If the birth father does not sign an Out of Court Consent, then he must be given notice of the adoption proceeding and have an opportunity to appear in court. This is a fundamental aspect of the constitutional right to “due process of law;” the right to notice and the opportunity to appear.
There are three basic ways in which this notice may be given, actual process, substituted process or compliance with the Putative Father Registry, which will be discussed in the next blog.
If the address of the birth father is known, it is always my practice to approach him courteously and ask if he will Consent. If he will not speak to me, or if he is not willing to consent and the adoptive parents reasonably believe that the adoption should occur anyway, then the next step is service of process. Either a Sheriff or a private process server will take Notice of the filing of the Petition and hand it to him, if possible, and post it on the door if personal service cannot be obtained.
He will likely have to be served a second time with notice of an actual court date.

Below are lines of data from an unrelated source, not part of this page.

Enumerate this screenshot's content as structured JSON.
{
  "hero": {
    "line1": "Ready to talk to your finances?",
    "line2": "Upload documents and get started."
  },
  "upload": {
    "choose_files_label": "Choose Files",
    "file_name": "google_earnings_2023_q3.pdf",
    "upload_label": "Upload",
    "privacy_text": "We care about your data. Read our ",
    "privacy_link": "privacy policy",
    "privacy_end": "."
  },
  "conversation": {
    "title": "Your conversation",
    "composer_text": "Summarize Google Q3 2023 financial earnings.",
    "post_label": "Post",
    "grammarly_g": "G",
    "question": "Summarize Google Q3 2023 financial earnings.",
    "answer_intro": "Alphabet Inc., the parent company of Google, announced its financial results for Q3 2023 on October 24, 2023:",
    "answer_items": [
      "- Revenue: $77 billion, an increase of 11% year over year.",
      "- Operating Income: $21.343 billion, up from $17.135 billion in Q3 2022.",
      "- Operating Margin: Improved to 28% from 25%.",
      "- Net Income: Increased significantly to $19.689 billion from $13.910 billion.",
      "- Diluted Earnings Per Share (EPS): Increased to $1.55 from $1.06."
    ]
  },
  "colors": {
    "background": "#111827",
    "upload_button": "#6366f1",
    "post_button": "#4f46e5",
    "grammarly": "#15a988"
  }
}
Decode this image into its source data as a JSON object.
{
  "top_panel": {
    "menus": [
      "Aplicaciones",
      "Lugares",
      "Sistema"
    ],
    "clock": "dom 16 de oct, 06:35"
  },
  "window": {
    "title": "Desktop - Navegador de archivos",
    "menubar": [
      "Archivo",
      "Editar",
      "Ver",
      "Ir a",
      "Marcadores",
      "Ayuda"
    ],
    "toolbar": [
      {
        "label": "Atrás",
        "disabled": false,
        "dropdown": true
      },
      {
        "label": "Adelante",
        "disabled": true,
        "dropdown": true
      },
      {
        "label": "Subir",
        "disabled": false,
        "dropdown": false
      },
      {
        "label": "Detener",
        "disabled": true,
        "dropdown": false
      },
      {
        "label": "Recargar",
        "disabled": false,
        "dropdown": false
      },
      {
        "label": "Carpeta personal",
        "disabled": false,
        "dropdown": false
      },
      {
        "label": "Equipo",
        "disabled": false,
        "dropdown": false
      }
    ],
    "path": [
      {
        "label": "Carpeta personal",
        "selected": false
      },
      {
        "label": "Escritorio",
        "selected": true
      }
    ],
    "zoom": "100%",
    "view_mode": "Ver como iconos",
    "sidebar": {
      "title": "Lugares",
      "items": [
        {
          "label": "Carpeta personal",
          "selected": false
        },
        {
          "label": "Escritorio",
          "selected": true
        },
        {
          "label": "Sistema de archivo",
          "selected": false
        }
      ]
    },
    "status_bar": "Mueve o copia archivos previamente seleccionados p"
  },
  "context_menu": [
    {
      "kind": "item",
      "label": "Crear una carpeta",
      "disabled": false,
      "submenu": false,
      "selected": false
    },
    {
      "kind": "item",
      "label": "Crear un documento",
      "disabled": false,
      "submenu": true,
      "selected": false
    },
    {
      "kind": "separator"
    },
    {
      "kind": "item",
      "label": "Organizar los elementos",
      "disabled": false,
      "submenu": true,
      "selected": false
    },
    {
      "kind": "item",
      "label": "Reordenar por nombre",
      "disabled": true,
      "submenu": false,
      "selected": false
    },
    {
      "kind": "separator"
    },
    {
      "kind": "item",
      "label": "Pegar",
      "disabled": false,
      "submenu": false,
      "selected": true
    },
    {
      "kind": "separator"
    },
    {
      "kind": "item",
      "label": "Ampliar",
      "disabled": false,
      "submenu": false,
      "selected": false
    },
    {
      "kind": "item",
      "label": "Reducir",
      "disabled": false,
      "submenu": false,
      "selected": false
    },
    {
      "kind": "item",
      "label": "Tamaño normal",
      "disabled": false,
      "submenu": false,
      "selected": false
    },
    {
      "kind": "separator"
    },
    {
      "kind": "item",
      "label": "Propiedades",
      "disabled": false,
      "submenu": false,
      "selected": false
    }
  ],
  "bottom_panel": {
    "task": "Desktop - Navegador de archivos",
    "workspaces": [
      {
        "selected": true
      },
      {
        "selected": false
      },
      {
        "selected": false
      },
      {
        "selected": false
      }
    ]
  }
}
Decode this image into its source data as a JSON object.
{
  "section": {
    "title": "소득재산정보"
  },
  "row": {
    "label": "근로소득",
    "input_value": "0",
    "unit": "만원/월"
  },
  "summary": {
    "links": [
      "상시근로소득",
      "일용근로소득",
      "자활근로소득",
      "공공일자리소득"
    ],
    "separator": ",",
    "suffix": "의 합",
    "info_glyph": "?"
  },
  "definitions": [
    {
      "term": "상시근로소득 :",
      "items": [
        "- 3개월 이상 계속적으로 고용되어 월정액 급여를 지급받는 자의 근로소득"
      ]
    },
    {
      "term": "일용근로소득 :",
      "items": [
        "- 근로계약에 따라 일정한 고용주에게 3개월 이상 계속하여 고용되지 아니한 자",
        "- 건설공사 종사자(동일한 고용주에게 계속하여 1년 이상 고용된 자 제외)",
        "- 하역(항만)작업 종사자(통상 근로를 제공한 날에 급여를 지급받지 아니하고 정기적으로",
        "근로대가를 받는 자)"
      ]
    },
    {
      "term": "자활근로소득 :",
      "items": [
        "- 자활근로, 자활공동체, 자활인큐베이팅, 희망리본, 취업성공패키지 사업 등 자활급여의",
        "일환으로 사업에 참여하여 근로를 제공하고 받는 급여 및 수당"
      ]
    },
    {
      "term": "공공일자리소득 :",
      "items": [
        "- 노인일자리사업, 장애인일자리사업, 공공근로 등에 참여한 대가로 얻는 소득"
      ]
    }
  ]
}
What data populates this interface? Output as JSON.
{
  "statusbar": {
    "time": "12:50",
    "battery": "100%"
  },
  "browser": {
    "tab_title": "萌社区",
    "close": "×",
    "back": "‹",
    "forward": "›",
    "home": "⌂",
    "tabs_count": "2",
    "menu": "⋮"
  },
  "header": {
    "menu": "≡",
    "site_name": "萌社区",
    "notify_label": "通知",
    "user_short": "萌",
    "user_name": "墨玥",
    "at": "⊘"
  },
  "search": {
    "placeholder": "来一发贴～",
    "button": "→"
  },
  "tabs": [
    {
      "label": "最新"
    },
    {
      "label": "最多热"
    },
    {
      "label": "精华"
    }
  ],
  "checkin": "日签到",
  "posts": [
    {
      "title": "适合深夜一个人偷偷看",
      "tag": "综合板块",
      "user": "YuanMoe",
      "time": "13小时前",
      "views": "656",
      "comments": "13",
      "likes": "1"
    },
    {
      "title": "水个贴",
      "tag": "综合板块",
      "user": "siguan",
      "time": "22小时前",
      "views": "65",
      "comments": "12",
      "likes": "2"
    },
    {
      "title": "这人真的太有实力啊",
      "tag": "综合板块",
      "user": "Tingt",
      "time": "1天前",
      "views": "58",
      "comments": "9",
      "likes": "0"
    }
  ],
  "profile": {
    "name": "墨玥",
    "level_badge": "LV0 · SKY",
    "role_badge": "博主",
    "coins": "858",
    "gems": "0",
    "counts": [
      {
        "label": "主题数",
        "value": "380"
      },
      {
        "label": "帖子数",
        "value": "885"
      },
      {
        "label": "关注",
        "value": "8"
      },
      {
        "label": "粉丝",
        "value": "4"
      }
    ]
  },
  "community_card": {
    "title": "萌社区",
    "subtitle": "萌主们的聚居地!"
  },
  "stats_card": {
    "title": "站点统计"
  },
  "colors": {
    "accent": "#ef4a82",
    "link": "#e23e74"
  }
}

The Notice of the filing of the Petition must include a copy of the Petition and must inform him of his statutory right to counsel. It must also inform him that if he cannot afford counsel, he may ask the court to appoint an attorney for him. However, he will have to prove that he is indigent in order to qualify for court appointed counsel.
If the location of the birth father is not known, then it is my practice to do an Order of Publication, which is a notice in a local newspaper. In the eyes of the law, this is sufficient notice.
The provisions of the Putative Father Registry are an alternative to publication, however, because of litigation currently pending, I believe that publication should be done even if the registry provisions are fully complied with.